In the chest in the parlour there are tablecloths and other linen which have never been used. Folded for so long in the damp, they are sprinkled with rust stains and have creases and wrinkles that no hot iron will ever eradicate. On the old treadle sewing machine, Jeanie stitches them together into a sheet large enough to wrap Dot in several times, while Julius levers off the coffin lid with a crowbar, cursing with the effort. But it is getting the body out of the coffin, when it is so deep and on top of the door on top of the trestles, that is the hardest thing. Jeanie tips and Julius heaves and swears until the body is in his arms. There is definitely a smell now. She follows him out through the yard, moving ahead to open the gate into the garden. Beside the grave he falls to his knees and the body almost rolls in, but he catches himself in time and, nearly lying flat, perpendicular to the grave, he lowers their mother inside. Jeanie lays twigs of apple blossom on the wrapped body, but neither know what to say. They stumble over the words and, in the end, Julius says that Dot always put them first, and Jeanie adds how much she loved this garden and this cottage. Neither of them say that she has gone to a better place.
10
Together, Jeanie and Julius hitch Dot’s small wooden trailer to her old bike. It’s been a long time since Jeanie has cycled—preferring to walk with Maude. She loads a basket into the trailer, filled with boxes of eggs and the vegetables she’s picked. There aren’t many—bundles
of asparagus, bulbs of fresh garlic, and lots of radishes and spring onions from the polytunnel. Max’s customers seem to buy a little of everything, rather than be able to cope with gluts, and he pays only for what he sells, a deal that her mother arranged when he first opened the deli, which Jeanie has always thought unfair.

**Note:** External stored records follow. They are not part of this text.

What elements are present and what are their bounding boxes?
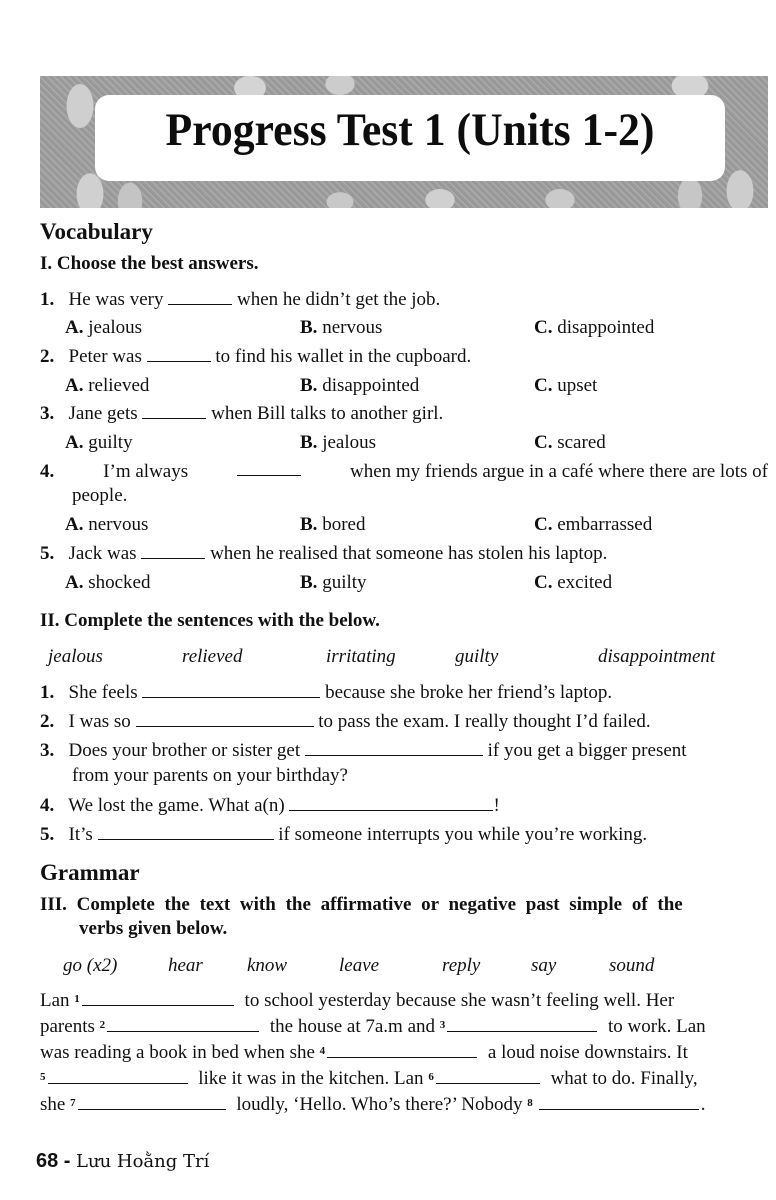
- question-3: [40, 403, 443, 425]
- gap-blank[interactable]: [539, 1095, 699, 1110]
- gap-blank[interactable]: [447, 1017, 597, 1032]
- cloze-text: like it was in the kitchen. Lan: [193, 1068, 429, 1089]
- question-text: I’m always: [103, 461, 189, 482]
- gap-blank[interactable]: [82, 991, 234, 1006]
- sentence-number: 2.: [40, 711, 55, 732]
- question-2: [40, 346, 471, 368]
- task-3-instruction-line2: verbs given below.: [79, 918, 228, 939]
- gap-number: 7: [70, 1097, 76, 1109]
- answer-blank[interactable]: [98, 825, 274, 840]
- option-a[interactable]: [65, 375, 149, 397]
- author-name: Lưu Hoằng Trí: [76, 1151, 210, 1172]
- gap-number: 6: [428, 1071, 434, 1083]
- cloze-line-3: [40, 1042, 768, 1064]
- sentence-5: [40, 824, 647, 846]
- sentence-number: 4.: [40, 795, 55, 816]
- instruction-line: III. Complete the text with the affirmative or negative past simple of the: [40, 894, 683, 915]
- answer-blank[interactable]: [142, 683, 320, 698]
- option-text: relieved: [88, 375, 150, 396]
- cloze-text: loudly, ‘Hello. Who’s there?’ Nobody: [231, 1094, 528, 1115]
- option-a[interactable]: [65, 572, 151, 594]
- page-footer: [36, 1150, 209, 1173]
- question-text: when Bill talks to another girl.: [211, 403, 444, 424]
- sentence-2: [40, 711, 651, 733]
- question-text: Peter was: [68, 346, 142, 367]
- sentence-1: [40, 682, 612, 704]
- task-3-instruction: [40, 894, 768, 916]
- option-text: jealous: [322, 432, 377, 453]
- answer-blank[interactable]: [147, 347, 211, 362]
- word-option: irritating: [326, 646, 396, 667]
- verb-option: sound: [609, 955, 655, 976]
- sentence-number: 3.: [40, 740, 55, 761]
- title-banner: [40, 76, 768, 208]
- word-option: relieved: [182, 646, 243, 667]
- sentence-3-continuation: from your parents on your birthday?: [72, 765, 348, 786]
- option-letter: C.: [534, 514, 553, 535]
- option-text: excited: [557, 572, 613, 593]
- option-a[interactable]: [65, 514, 148, 536]
- option-letter: A.: [65, 514, 84, 535]
- option-letter: A.: [65, 317, 84, 338]
- sentence-text: It’s: [68, 824, 93, 845]
- option-letter: C.: [534, 375, 553, 396]
- answer-blank[interactable]: [237, 461, 301, 476]
- sentence-text: to pass the exam. I really thought I’d failed.: [318, 711, 651, 732]
- cloze-text: the house at 7a.m and: [265, 1016, 440, 1037]
- option-text: shocked: [88, 572, 151, 593]
- answer-blank[interactable]: [289, 796, 493, 811]
- answer-blank[interactable]: [305, 741, 483, 756]
- gap-blank[interactable]: [107, 1017, 259, 1032]
- question-number: 5.: [40, 543, 55, 564]
- section-heading-grammar: Grammar: [40, 860, 140, 885]
- option-letter: C.: [534, 572, 553, 593]
- task-1-instruction: I. Choose the best answers.: [40, 253, 259, 274]
- cloze-line-1: [40, 990, 768, 1012]
- verb-option: go (x2): [63, 955, 118, 976]
- gap-number: 4: [319, 1045, 326, 1057]
- sentence-3: [40, 740, 687, 762]
- question-number: 4.: [40, 461, 55, 482]
- option-a[interactable]: [65, 317, 142, 339]
- cloze-text: a loud noise downstairs. It: [483, 1042, 688, 1063]
- question-text: when he realised that someone has stolen his laptop.: [210, 543, 608, 564]
- option-text: nervous: [88, 514, 149, 535]
- question-text: Jack was: [68, 543, 137, 564]
- option-letter: C.: [534, 432, 553, 453]
- option-text: guilty: [88, 432, 133, 453]
- option-text: disappointed: [557, 317, 655, 338]
- cloze-text: was reading a book in bed when she: [40, 1042, 320, 1063]
- option-letter: B.: [300, 375, 318, 396]
- title-box: [95, 95, 725, 181]
- option-text: jealous: [88, 317, 143, 338]
- sentence-text: if you get a bigger present: [487, 740, 687, 761]
- question-4-continuation: people.: [72, 485, 128, 506]
- option-text: scared: [557, 432, 606, 453]
- option-letter: B.: [300, 572, 318, 593]
- question-5: [40, 543, 607, 565]
- question-number: 2.: [40, 346, 55, 367]
- question-number: 3.: [40, 403, 55, 424]
- verb-option: reply: [442, 955, 481, 976]
- sentence-text: because she broke her friend’s laptop.: [325, 682, 613, 703]
- option-text: bored: [322, 514, 366, 535]
- verb-option: leave: [339, 955, 380, 976]
- option-c[interactable]: [534, 432, 606, 454]
- option-text: upset: [557, 375, 598, 396]
- option-c[interactable]: [534, 375, 597, 397]
- question-number: 1.: [40, 289, 55, 310]
- option-letter: C.: [534, 317, 553, 338]
- cloze-text: .: [700, 1094, 706, 1115]
- option-c[interactable]: [534, 572, 612, 594]
- page-number: 68: [36, 1150, 59, 1172]
- cloze-line-2: [40, 1016, 768, 1038]
- footer-separator: -: [58, 1150, 77, 1172]
- option-letter: A.: [65, 572, 84, 593]
- option-b[interactable]: [300, 432, 376, 454]
- question-text: He was very: [68, 289, 164, 310]
- answer-blank[interactable]: [142, 404, 206, 419]
- option-b[interactable]: [300, 572, 367, 594]
- question-1: [40, 289, 440, 311]
- page-title: Progress Test 1 (Units 1-2): [165, 104, 655, 156]
- option-c[interactable]: [534, 514, 652, 536]
- cloze-text: what to do. Finally,: [545, 1068, 698, 1089]
- gap-blank[interactable]: [78, 1095, 226, 1110]
- sentence-text: We lost the game. What a(n): [68, 795, 285, 816]
- question-text: to find his wallet in the cupboard.: [215, 346, 472, 367]
- option-letter: B.: [300, 432, 318, 453]
- gap-number: 1: [74, 993, 80, 1005]
- option-text: nervous: [322, 317, 383, 338]
- question-text: Jane gets: [68, 403, 138, 424]
- gap-number: 3: [439, 1019, 446, 1031]
- option-letter: A.: [65, 375, 84, 396]
- sentence-number: 5.: [40, 824, 55, 845]
- section-heading-vocabulary: Vocabulary: [40, 219, 153, 244]
- option-a[interactable]: [65, 432, 133, 454]
- gap-blank[interactable]: [48, 1069, 188, 1084]
- cloze-line-4: [40, 1068, 768, 1090]
- sentence-text: if someone interrupts you while you’re working.: [278, 824, 648, 845]
- option-text: disappointed: [322, 375, 420, 396]
- answer-blank[interactable]: [141, 544, 205, 559]
- sentence-text: I was so: [68, 711, 131, 732]
- option-text: embarrassed: [557, 514, 653, 535]
- word-option: disappointment: [598, 646, 716, 667]
- sentence-4: [40, 795, 500, 817]
- word-option: guilty: [455, 646, 499, 667]
- gap-blank[interactable]: [327, 1043, 477, 1058]
- cloze-text: to work. Lan: [603, 1016, 706, 1037]
- option-text: guilty: [322, 572, 367, 593]
- cloze-text: parents: [40, 1016, 100, 1037]
- answer-blank[interactable]: [168, 290, 232, 305]
- gap-number: 5: [40, 1071, 46, 1083]
- question-4: [40, 461, 768, 483]
- question-text: when he didn’t get the job.: [236, 289, 441, 310]
- cloze-text: she: [40, 1094, 71, 1115]
- option-letter: B.: [300, 317, 318, 338]
- sentence-text: Does your brother or sister get: [68, 740, 301, 761]
- sentence-text: !: [493, 795, 500, 816]
- gap-number: 2: [99, 1019, 106, 1031]
- answer-blank[interactable]: [136, 712, 314, 727]
- option-letter: B.: [300, 514, 318, 535]
- option-b[interactable]: [300, 317, 382, 339]
- verb-option: hear: [168, 955, 203, 976]
- option-b[interactable]: [300, 375, 419, 397]
- sentence-number: 1.: [40, 682, 55, 703]
- option-letter: A.: [65, 432, 84, 453]
- option-c[interactable]: [534, 317, 654, 339]
- task-2-instruction: II. Complete the sentences with the below.: [40, 610, 380, 631]
- gap-blank[interactable]: [436, 1069, 540, 1084]
- cloze-line-5: [40, 1094, 768, 1116]
- cloze-text: Lan: [40, 990, 75, 1011]
- sentence-text: She feels: [68, 682, 138, 703]
- word-option: jealous: [48, 646, 103, 667]
- gap-number: 8: [527, 1097, 533, 1109]
- cloze-text: to school yesterday because she wasn’t feeling well. Her: [239, 990, 675, 1011]
- verb-option: say: [531, 955, 557, 976]
- question-text: when my friends argue in a café where there are lots of: [349, 461, 768, 482]
- verb-option: know: [247, 955, 288, 976]
- option-b[interactable]: [300, 514, 365, 536]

Julius makes her promise that she will go slowly and won’t exert herself. He has a hatchet in his hand, ready to chop up the coffin for firewood. She cannot allow herself to think about how much this firewood will have cost; instead she enjoys the feeling of the air on her face as she wobbles past Pepperwood Farm and down the lane. The produce that was on the table at the bottom has gone, and the honesty box contains two pounds fifty-one, as well as a farthing—a coin that hasn’t been in use since before she was born. There is no one about in the village; the fish and chip shop is open only in the evenings and no one is sitting at the tables outside the deli. Max is inside wearing his brown apron, doing something on his phone. There aren’t any customers.
“Jeanie,” he says when he finally looks up. He comes out from behind the chiller cabinet where expensive cheeses, pâtés, and tubs of salad are displayed. Behind him on a tall rack are loaves of different shapes. “I heard the news about Dot. I can’t believe it. I’m so sorry.” Max moves his arms about a lot, his hands fly together as though he’s praying. “Is there anything I can do?” He puts his fingertips under his chin.
“I’ve brought some asparagus and other things,” Jeanie says. This job—delivering vegetables to Max—was something Dot did; Jeanie has been in the deli only a few times.
“Today?” he says. “You didn’t need to come today of all days.”
She thinks for a second that he must know they buried Dot in the garden a few hours ago. She frowns. “Well, I’m here now.” She has the basket in her arms, and he looks in it.